Cancer patients in Cuba go without treatment due to collapsing healthcare system

A pediatric cancer patient.

Communist Cuba, the self-proclaimed “medical powerhouse” so admired by the American left, does not have the resources for medication or facilities to treat all its cancer patients. It does, however, have enough money to build luxury hotels and offer health tourism for foreigners who have the cash to pay for it. This is socialism in action.

Via Diario de Cuba (my translation):

Although Diaz-Canel claims otherwise, cancer patients are not getting the attention they deserve

Despite evidence of a growing shortage of medications and supplies to tackle cancer, amidst a comprehensive breakdown of the Cuban healthcare system, ruler Miguel Díaz-Canel asserts that Cuba provides the attention each patient deserves.

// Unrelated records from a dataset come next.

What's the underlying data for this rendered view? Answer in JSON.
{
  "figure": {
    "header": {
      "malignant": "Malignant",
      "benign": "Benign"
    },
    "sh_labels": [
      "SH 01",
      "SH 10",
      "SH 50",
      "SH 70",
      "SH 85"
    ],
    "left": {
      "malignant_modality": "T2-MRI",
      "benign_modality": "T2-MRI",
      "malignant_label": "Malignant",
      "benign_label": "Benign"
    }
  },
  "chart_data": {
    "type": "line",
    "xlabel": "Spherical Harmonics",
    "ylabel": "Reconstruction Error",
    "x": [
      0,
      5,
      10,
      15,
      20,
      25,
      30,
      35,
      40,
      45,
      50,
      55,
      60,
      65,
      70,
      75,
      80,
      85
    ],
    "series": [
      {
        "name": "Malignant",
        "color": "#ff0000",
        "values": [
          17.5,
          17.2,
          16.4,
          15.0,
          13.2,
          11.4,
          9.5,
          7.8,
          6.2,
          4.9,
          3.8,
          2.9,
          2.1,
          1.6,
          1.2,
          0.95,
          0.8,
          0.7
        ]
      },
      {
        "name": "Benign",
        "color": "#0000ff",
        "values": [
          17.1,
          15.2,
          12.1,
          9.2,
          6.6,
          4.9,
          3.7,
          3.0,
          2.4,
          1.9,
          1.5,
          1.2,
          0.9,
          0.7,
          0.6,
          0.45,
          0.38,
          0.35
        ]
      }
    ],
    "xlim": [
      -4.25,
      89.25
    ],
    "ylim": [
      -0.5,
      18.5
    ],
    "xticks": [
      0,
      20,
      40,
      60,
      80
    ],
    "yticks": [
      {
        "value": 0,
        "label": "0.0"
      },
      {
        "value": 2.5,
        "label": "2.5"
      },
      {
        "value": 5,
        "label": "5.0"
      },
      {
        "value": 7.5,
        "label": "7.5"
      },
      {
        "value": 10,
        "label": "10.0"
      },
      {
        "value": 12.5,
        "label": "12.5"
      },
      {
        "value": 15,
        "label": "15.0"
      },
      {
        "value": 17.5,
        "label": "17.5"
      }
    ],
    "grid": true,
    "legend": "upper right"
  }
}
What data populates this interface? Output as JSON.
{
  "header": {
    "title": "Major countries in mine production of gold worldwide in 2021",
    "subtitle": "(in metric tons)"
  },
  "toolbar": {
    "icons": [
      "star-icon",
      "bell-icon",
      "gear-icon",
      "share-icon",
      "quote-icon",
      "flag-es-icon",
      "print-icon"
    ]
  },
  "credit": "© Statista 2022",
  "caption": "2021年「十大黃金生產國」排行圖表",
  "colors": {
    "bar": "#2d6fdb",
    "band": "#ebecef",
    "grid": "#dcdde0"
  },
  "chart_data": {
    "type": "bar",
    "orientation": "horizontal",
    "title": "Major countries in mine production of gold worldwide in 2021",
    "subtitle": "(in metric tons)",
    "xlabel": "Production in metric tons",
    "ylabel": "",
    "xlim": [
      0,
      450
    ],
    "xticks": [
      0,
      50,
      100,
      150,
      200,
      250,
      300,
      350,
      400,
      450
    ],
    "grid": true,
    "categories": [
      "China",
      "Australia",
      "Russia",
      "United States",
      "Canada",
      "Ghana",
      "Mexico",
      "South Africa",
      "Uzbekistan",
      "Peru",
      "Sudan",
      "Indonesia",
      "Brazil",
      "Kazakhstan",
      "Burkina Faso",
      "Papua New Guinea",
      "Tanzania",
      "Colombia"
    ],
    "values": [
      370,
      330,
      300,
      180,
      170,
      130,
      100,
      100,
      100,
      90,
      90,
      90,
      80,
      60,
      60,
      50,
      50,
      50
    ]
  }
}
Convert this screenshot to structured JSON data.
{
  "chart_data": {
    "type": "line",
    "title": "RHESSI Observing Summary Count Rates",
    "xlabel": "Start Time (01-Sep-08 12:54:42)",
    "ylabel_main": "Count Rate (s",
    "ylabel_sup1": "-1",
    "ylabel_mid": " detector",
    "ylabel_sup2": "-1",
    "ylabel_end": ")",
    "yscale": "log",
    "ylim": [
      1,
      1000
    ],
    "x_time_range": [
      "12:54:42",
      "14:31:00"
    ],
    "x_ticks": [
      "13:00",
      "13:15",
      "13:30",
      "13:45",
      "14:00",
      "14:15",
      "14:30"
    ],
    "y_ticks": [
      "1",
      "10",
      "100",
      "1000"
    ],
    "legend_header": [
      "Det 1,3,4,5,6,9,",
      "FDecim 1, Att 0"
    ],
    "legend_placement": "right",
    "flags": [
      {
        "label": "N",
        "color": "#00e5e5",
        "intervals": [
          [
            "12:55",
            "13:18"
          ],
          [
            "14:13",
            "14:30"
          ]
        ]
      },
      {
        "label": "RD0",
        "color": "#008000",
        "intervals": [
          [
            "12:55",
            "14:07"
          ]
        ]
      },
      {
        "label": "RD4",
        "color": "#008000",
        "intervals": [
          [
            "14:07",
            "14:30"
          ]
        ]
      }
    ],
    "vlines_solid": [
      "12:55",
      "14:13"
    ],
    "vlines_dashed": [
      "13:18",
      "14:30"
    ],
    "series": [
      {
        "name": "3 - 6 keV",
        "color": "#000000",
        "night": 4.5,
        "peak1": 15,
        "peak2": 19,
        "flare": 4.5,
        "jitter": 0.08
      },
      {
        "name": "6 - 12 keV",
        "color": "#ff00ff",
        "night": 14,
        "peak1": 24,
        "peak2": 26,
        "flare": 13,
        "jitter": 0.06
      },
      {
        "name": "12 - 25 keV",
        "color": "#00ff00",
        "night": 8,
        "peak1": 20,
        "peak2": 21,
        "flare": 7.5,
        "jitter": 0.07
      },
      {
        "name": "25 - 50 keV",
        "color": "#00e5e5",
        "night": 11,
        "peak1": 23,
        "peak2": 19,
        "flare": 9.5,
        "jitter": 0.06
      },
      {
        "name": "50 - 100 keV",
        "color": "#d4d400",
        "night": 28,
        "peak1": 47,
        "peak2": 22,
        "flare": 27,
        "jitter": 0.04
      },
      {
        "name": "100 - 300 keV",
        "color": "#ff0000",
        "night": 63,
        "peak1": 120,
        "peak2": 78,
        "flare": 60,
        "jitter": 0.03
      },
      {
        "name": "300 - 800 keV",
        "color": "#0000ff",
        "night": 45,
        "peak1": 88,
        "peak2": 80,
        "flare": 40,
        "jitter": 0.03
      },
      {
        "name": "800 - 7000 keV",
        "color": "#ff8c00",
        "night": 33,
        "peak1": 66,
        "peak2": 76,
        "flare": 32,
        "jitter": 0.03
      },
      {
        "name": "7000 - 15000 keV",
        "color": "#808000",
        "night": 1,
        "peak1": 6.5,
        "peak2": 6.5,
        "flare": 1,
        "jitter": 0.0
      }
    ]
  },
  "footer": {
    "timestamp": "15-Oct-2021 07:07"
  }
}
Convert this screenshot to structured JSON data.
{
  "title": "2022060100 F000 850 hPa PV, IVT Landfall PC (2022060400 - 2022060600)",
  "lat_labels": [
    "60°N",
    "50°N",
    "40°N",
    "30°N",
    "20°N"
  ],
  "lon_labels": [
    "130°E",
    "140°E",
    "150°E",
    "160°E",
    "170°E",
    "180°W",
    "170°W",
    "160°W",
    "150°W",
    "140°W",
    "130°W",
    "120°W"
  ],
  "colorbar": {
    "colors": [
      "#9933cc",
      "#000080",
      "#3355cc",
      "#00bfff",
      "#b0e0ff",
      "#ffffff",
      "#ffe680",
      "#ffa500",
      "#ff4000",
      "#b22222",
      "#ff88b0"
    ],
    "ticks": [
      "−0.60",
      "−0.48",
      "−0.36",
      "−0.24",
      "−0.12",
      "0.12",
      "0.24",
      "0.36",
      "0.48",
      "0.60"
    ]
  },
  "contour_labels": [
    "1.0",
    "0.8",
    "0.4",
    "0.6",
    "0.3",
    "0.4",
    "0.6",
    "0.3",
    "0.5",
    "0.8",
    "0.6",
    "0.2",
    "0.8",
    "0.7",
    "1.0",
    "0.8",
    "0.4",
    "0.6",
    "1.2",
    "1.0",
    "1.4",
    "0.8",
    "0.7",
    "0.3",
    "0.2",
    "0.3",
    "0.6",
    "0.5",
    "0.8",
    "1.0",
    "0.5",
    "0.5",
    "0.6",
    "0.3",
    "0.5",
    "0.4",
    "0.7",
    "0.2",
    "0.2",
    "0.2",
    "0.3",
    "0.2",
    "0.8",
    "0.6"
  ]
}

“On World Cancer Day, our solidarity goes out to all those battling this difficult disease. Cuba, amidst a genocidal blockade, will continue providing the attention each patient deserves, and we will not cease the development of cancer medications,” he said in a post on the social network X.

In this context, Dr. Jorge Álvarez Blanco, head of the Provincial Oncology Group of Sancti Spíritus, told the local newspaper Escambray that more than 2,000 people from Sancti Spíritus are diagnosed with this condition annually. In the province. According to Álvarez Blanco, there are, on average, over 1,000 deaths each year as a result of cancer, making it the second leading cause of death, after cardiovascular diseases, in that territory of the island.

In Cuba, about 50,000 cancer patients are reported annually, and the main factors affecting those suffering from this disease include access to necessary drugs, the deterioration of hospital facilities, the lack of specialized equipment, and the emigration of the best specialists.

Díaz-Canel’s words ring hollow, and it lacks credibility that the Cuban government ensures “the attention each patient deserves,” when increasingly patients have to rely on relatives or friends abroad or even seek help through social networks to obtain any medication.

Recently, Kleydis Valdivia Velasco, a Cuban residing in Miami, organized a fundraiser through the Gofundme platform to assist her sister in Cuba. “I’m asking for help for my sister, a single mother who urgently needs assistance to get a medication. She has stage 4 lung cancer with brain metastases and a reserved prognosis because it is too advanced. Her only hope is to take a pill called Tagrisso, which costs $10,000 a month,” Valdivia detailed.

Another case is that of Idania Ramírez, a 33-year-old Cuban who has cancer and cannot be treated in Cuba. The young woman, residing in Bahía Honda municipality in the Artemisa province, appealed for help through her Facebook profile to try to reach the US and receive treatment there.

“I’ve been battling and trusting in God for many months. Today, after receiving two different treatments with the few medications left in the country, as everyone knows, the resources at the hospital to fight this non-Hodgkin large B-cell lymphoma have been depleted. It’s complicated, the doctors just confirmed that there are tests that are not available here, including surgery, due to the low resources,” Ramirez explained about her illness.

On Facebook, Cuban Madelín Torres denounced the situation of a mother from Holguín who has been waiting for over five months for her son to be treated for nose cancer. “We left home on September 2nd (2023), the child didn’t even start school, because of a supposed sinusitis. They sent us to the city of Holguín, and there they operated on the child. It turns out that when they delved deeper, they found a tumor in the nose. We were in Holguín for three months waiting for an ambulance to transfer us here, to William Soler (Pediatric Hospital of Havana),” explained the mother of the child, who was not identified by Torres in a video.

“It’s been a month and a half since they transferred us here to William Soler, and nothing has happened,” continued the mother. “My child has a tumor, and they are still looking for the resources for that surgery, but they haven’t told us what types of resources are needed yet.”

The Statistical Yearbook of Cuba reflected that by the end of 2021, 26,791 people had died due to this disease. Of these, 15,450 were men and 11,341 were women.

Among men, cancer is a leading cause of death mainly when it appears in the prostate, trachea, bronchus, and lung. In females, it frequently arises in the breast and parts of the uterus and cervix.